Friday, August 27, 2021 - 8:00pm
When singer-songwriter Dylan Baldi began recording hyper-catchy and often deliriously distorted guitar-pop songs on a computer in his parents’ Cleveland basement, he was doing it alone—juggling every instrument and singing undefinable lyrics that used obtuse abstractions as much as they did teenage diary. The young, once-tuxedoed concert saxophonist started releasing a flurry of lo-fi earworms across 7” singles, cassette splits, benefit compilations, and one album, Turning On.
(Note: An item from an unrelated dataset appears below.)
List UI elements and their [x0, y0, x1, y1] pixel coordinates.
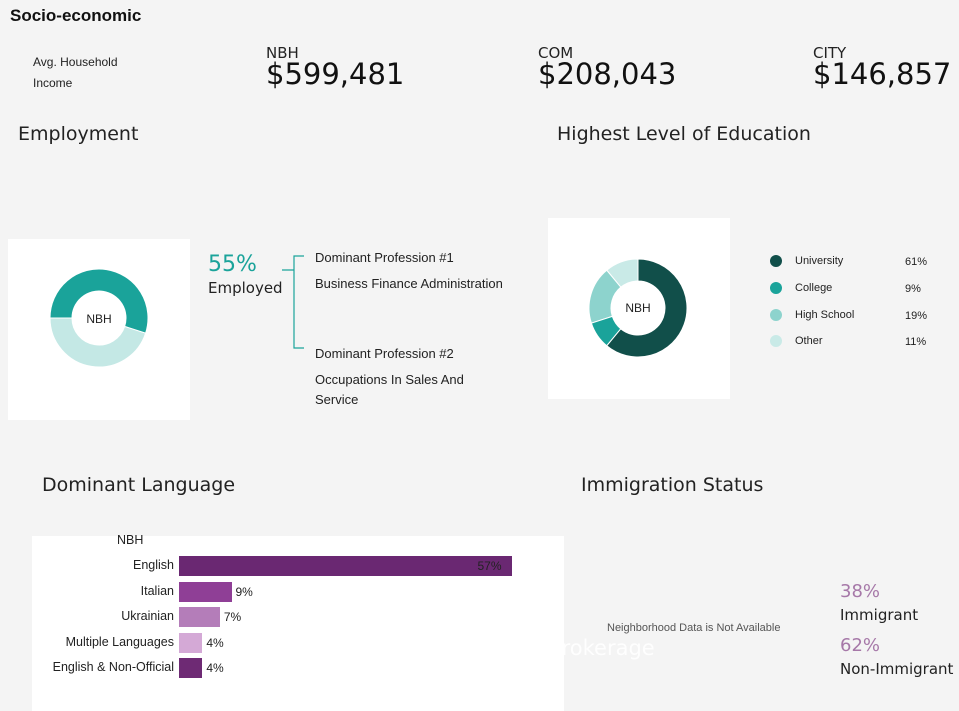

Released by Carpark in 2010, the album will be reissued on vinyl in 2020 for its 10-year anniversary.
With the 2000s coming to a close, blog circuit hype was enough to book the then-18-year-old as the opener at a Brooklyn show with members of the next class of Internet-acclaimed “indie rock” bands. Baldi quickly formed a group with friends from the Cleveland music scene and drove to New York. Amidst a year of touring, Baldi recorded a self-titled album alone, this time in a studio, with a producer, and the backing of Carpark Records.
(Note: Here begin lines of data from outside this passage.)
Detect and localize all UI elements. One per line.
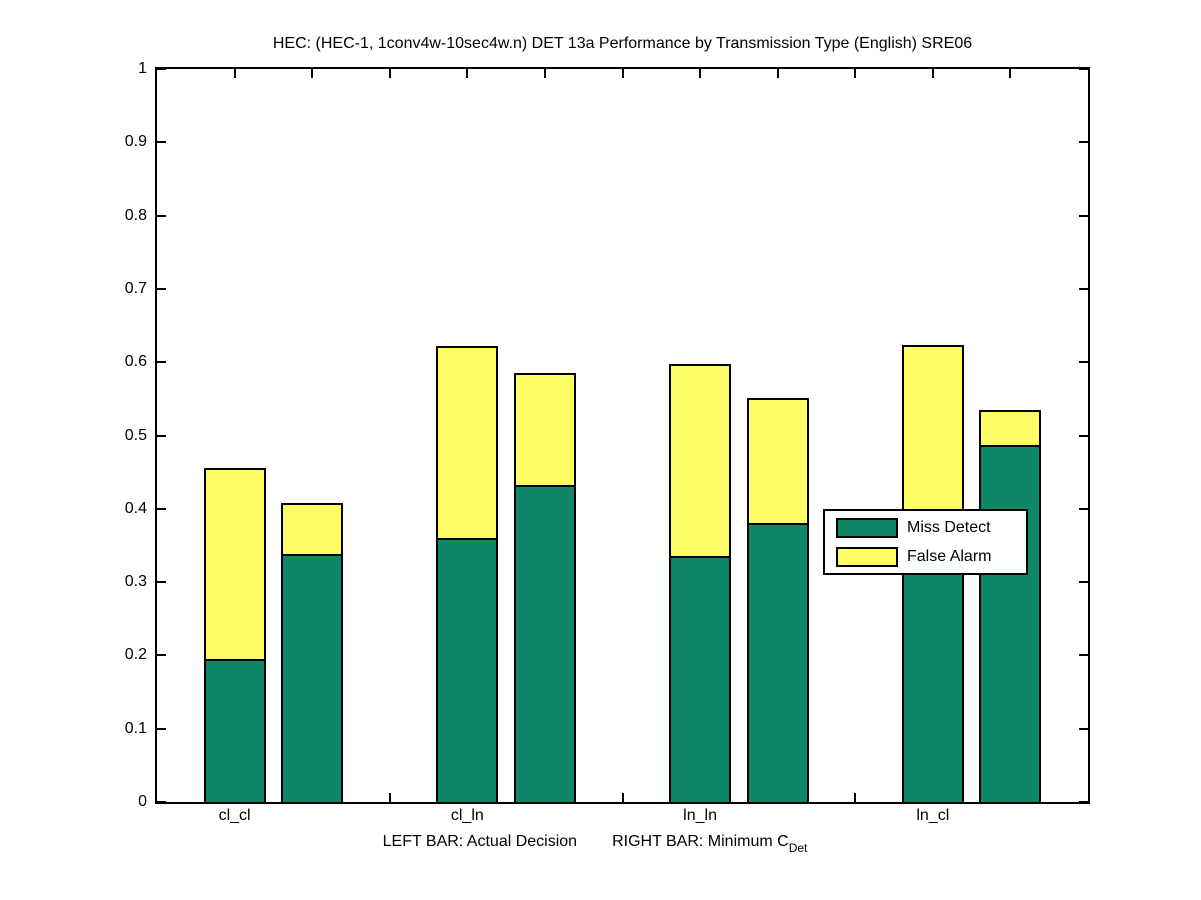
- y-tick-right: [1079, 581, 1088, 584]
- y-tick: [157, 507, 166, 510]
- y-tick-right: [1079, 141, 1088, 144]
- legend-entry-miss-detect: Miss Detect: [836, 517, 991, 539]
- y-tick-label: 0.9: [124, 133, 147, 151]
- chart-title: HEC: (HEC-1, 1conv4w-10sec4w.n) DET 13a …: [272, 35, 973, 52]
- y-tick: [157, 727, 166, 730]
- bar-segment-miss-detect: [669, 555, 732, 802]
- x-tick-top: [854, 69, 857, 78]
- x-category-label: ln_cl: [916, 807, 950, 824]
- x-tick-top: [466, 69, 469, 78]
- x-tick-top: [543, 69, 546, 78]
- legend-label: False Alarm: [907, 548, 992, 565]
- legend: Miss Detect False Alarm: [823, 509, 1028, 575]
- false-alarm-swatch-icon: [836, 547, 898, 567]
- y-tick-right: [1079, 507, 1088, 510]
- y-tick: [157, 434, 166, 437]
- y-tick-label: 0.8: [124, 206, 147, 224]
- x-tick-top: [388, 69, 391, 78]
- y-tick: [157, 801, 166, 803]
- x-category-label: ln_ln: [683, 807, 717, 824]
- x-tick-top: [311, 69, 314, 78]
- x-axis-label-right: RIGHT BAR: Minimum C: [612, 833, 789, 850]
- y-tick-label: 0: [138, 793, 147, 810]
- y-tick: [157, 214, 166, 217]
- y-tick-label: 1: [138, 60, 147, 77]
- y-tick: [157, 581, 166, 584]
- legend-entry-false-alarm: False Alarm: [836, 546, 991, 568]
- y-tick-right: [1079, 434, 1088, 437]
- y-tick-right: [1079, 801, 1088, 803]
- plot-area: [157, 68, 1088, 803]
- y-tick-right: [1079, 361, 1088, 364]
- x-tick-top: [621, 69, 624, 78]
- y-tick-label: 0.5: [124, 426, 147, 444]
- y-tick: [157, 141, 166, 144]
- bar-segment-false-alarm: [203, 468, 266, 660]
- bar-segment-false-alarm: [281, 502, 344, 555]
- y-tick-right: [1079, 68, 1088, 70]
- y-tick-label: 0.7: [124, 279, 147, 297]
- y-tick: [157, 287, 166, 290]
- miss-detect-swatch-icon: [836, 518, 898, 538]
- bar-segment-false-alarm: [979, 409, 1042, 446]
- y-tick-right: [1079, 654, 1088, 657]
- x-tick: [854, 793, 857, 802]
- y-tick-label: 0.3: [124, 573, 147, 591]
- bar-segment-miss-detect: [436, 538, 499, 802]
- x-axis-label-subscript: Det: [788, 841, 808, 855]
- y-tick-label: 0.4: [124, 499, 147, 517]
- x-tick: [388, 793, 391, 802]
- bar-segment-miss-detect: [513, 485, 576, 802]
- x-axis-label: LEFT BAR: Actual Decision RIGHT BAR: Mini…: [100, 833, 1090, 855]
- y-tick: [157, 361, 166, 364]
- y-tick-label: 0.2: [124, 646, 147, 664]
- x-tick-top: [1009, 69, 1012, 78]
- y-tick-label: 0.1: [124, 719, 147, 737]
- y-tick-right: [1079, 214, 1088, 217]
- bar-segment-false-alarm: [746, 398, 809, 524]
- x-axis-label-left: LEFT BAR: Actual Decision: [382, 833, 578, 850]
- x-tick-top: [233, 69, 236, 78]
- y-tick: [157, 654, 166, 657]
- x-tick: [621, 793, 624, 802]
- x-tick-top: [699, 69, 702, 78]
- bar-segment-miss-detect: [901, 560, 964, 802]
- x-category-label: cl_cl: [218, 807, 251, 824]
- y-tick-label: 0.6: [124, 353, 147, 371]
- y-tick: [157, 68, 166, 70]
- bar-segment-false-alarm: [669, 364, 732, 556]
- bar-segment-miss-detect: [979, 445, 1042, 802]
- bar-segment-miss-detect: [281, 554, 344, 802]
- legend-label: Miss Detect: [907, 519, 991, 536]
- x-tick-top: [776, 69, 779, 78]
- bar-segment-false-alarm: [513, 373, 576, 486]
- bar-segment-miss-detect: [746, 523, 809, 802]
- bar-segment-false-alarm: [436, 346, 499, 539]
- y-tick-right: [1079, 727, 1088, 730]
- y-tick-right: [1079, 287, 1088, 290]
- bar-segment-miss-detect: [203, 659, 266, 802]
- x-tick-top: [931, 69, 934, 78]
- x-category-label: cl_ln: [450, 807, 484, 824]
But forming that initial live band proved to be the key component to the project’s success. Together, as a unit, they shattered blog expectations with the 2012 release of Attack on Memory: an angry, often-in-the-red album composed of vocal-shredding jams about malaise, as well as tightly-wound pop songs about violence and confusion. What followed were brutal albums of hook-filled harshness (2014’s Here and Nowhere Else and 2018’s Last Building Burning) and stunning melodic clarity (2017’s Life Without Sound and 2020’s The Black Hole Understands), each distinctly different.
Cloud Nothings has brought their cathartic live show to stages around the globe, including festivals like Coachella, Primavera Sound, Bonnaroo, and Pitchfork. Home audiences have seen them on Late Night with Jimmy Fallon, Last Call with Carson Daly, A.V. Club's Undercover series (notoriously reimagining Coldplay's "Clocks"), multiple KEXP sessions, and much more.